There’s absolutely no reason to drag out Mike’s epic new-vistas announcement and spend all day out here where it’s cold and gusty. I’m ready to get on board, whatever it is. I regret our last collaboration hasn’t been a money-maker. Averages of showings-to-sales run 12 percent, and we came close on an unpromising day. I want to get home in case Sally hasn’t called. But because Mike’s a Buddhist, he can only proceed the way he wants to proceed and not the way anybody else does, which means he often has to be humored.

In my rising spirit, I take a cold seat on the low barn-red kids’ merry-go-round and give it a rounding push with my toe, so that Mike has to come where I am to speak his piece.

“So’re we gonna jump into the McMansion business with our new pecorino cumpari ?” I say, and give another spin around. The wrecked old contraption squalls with a metal-on-metal skweeeee-er that unfortunately nullifies my spirited opening.

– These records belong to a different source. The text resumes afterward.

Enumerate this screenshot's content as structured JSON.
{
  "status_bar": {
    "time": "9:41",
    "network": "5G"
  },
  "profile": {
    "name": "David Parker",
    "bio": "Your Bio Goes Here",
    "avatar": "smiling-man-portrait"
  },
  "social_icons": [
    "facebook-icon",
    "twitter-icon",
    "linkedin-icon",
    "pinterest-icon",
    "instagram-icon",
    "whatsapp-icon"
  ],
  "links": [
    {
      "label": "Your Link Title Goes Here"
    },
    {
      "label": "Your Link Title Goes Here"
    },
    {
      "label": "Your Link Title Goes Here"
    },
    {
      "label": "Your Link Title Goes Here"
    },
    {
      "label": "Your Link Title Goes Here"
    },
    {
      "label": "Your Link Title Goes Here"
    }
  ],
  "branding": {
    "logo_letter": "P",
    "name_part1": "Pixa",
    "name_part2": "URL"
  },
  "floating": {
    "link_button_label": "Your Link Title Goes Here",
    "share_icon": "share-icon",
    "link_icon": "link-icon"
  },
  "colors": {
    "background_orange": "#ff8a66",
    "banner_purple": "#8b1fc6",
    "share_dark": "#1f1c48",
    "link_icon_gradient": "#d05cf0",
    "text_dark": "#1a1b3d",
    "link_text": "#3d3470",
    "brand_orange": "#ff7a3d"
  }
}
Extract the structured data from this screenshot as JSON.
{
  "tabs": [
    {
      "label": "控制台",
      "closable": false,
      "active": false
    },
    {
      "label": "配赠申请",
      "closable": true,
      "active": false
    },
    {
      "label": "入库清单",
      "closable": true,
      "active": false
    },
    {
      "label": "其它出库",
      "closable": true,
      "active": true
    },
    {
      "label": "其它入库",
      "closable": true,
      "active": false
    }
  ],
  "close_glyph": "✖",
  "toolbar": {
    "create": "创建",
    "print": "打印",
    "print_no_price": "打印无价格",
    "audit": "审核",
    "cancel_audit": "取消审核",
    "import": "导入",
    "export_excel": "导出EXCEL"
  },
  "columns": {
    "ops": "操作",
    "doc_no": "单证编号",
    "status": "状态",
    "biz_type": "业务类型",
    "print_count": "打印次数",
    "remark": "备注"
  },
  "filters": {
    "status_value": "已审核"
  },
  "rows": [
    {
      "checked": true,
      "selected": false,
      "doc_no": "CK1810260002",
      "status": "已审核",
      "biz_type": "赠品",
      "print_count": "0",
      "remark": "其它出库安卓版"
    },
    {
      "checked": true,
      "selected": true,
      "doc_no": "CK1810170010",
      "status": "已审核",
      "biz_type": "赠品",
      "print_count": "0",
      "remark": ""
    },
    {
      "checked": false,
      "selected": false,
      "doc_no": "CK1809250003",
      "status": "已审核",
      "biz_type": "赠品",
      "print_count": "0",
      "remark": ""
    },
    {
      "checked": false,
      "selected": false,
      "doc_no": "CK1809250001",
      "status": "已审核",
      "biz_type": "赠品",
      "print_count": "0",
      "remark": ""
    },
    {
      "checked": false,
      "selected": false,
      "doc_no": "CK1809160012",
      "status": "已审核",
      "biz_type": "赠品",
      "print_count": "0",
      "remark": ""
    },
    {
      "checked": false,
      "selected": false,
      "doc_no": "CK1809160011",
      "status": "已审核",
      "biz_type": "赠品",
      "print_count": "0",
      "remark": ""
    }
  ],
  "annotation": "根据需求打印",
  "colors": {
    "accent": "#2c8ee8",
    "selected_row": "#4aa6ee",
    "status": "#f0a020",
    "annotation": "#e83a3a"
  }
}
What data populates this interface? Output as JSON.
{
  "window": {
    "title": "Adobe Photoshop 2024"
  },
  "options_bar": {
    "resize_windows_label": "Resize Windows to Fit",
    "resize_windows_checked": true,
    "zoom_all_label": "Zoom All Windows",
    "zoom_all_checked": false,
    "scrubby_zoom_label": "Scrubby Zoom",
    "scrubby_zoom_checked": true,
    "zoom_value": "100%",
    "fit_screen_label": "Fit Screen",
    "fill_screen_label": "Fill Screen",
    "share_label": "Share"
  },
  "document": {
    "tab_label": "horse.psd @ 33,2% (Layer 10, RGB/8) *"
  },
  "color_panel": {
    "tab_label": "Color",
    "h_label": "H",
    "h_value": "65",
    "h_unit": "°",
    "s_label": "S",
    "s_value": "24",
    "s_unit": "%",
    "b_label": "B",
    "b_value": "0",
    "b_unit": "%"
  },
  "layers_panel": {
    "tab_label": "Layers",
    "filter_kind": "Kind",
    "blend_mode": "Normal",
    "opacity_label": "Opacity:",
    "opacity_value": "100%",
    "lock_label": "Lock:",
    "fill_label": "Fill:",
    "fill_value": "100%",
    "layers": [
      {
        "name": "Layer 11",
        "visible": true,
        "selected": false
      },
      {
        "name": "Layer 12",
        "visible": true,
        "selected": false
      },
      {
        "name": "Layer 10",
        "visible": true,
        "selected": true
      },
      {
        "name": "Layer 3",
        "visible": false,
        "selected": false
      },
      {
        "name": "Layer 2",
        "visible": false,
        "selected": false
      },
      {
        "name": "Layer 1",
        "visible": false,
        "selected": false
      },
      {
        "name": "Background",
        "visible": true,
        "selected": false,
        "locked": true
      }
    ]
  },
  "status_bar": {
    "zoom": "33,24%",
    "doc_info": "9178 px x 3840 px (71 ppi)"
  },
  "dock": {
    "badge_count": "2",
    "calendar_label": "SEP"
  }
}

I’m succeeding in feeling munificent, but can’t be sure how long it’ll last.

“Tom’s a real good guy,” Mike says gravely.

I can’t hear that well as the merry-go-round takes my gaze past the surveyors, across the bay, past the nineties housing, then back to Mike, who’s stationed himself legs apart, arms folded like an umpire. His brow’s furrowed and he looks frustrated that I won’t be still.

“Yep, yep, yep,” I say. “He seemed pretty solid — for a bozo developer.” Benivalle, however, also once knew my precious son Ralph — whose death I have now accepted — and thus occupies a special place in my heart’s history book. But I don’t want to piss Mike off after I’ve queered the Bagosh deal like an amateur, so I stop the merry-go-round in front of him and offer up a general smile of business forgiveness for quitting on me when I’m not feeling my best.

“I think now’s the right time to make a change,” Mike says, seeming to widen his eyes to indicate resolution, his pupils large behind his glasses. “I think it’s time to get serious about real estate, Frank. Bush is going to win Florida, I’m sure. We’ll see a turn-around by fiscal ’01.” I don’t know why Mike has to sear his little self-important gaze into my brain just to tell me what he’s going to do.

“You could be right.” I try to look serious back. I’d like to take another spin on the old go-round, but my ass is frozen on the boards and what I need to do is stand up. Only then I’d tower over Mike and ruin his little valedictory. I just want him to get on with it. I’ve got places to go, telephone calls to answer, children to be driven crazy by.

“People need to stay the course, Frank,” he says. “If it isn’t broken, don’t break it, you know. Stick with old-fashioned competence. Thanksgiving’s a good time for this.” Mike uncorks a giant happy-Asian smile, as if I’d just said something I haven’t said. He’s, of course, kidnapping Thanksgiving for his own selfish commercial lusts, the same as Filene’s. “I’ve got a new person in my life,” Mike says.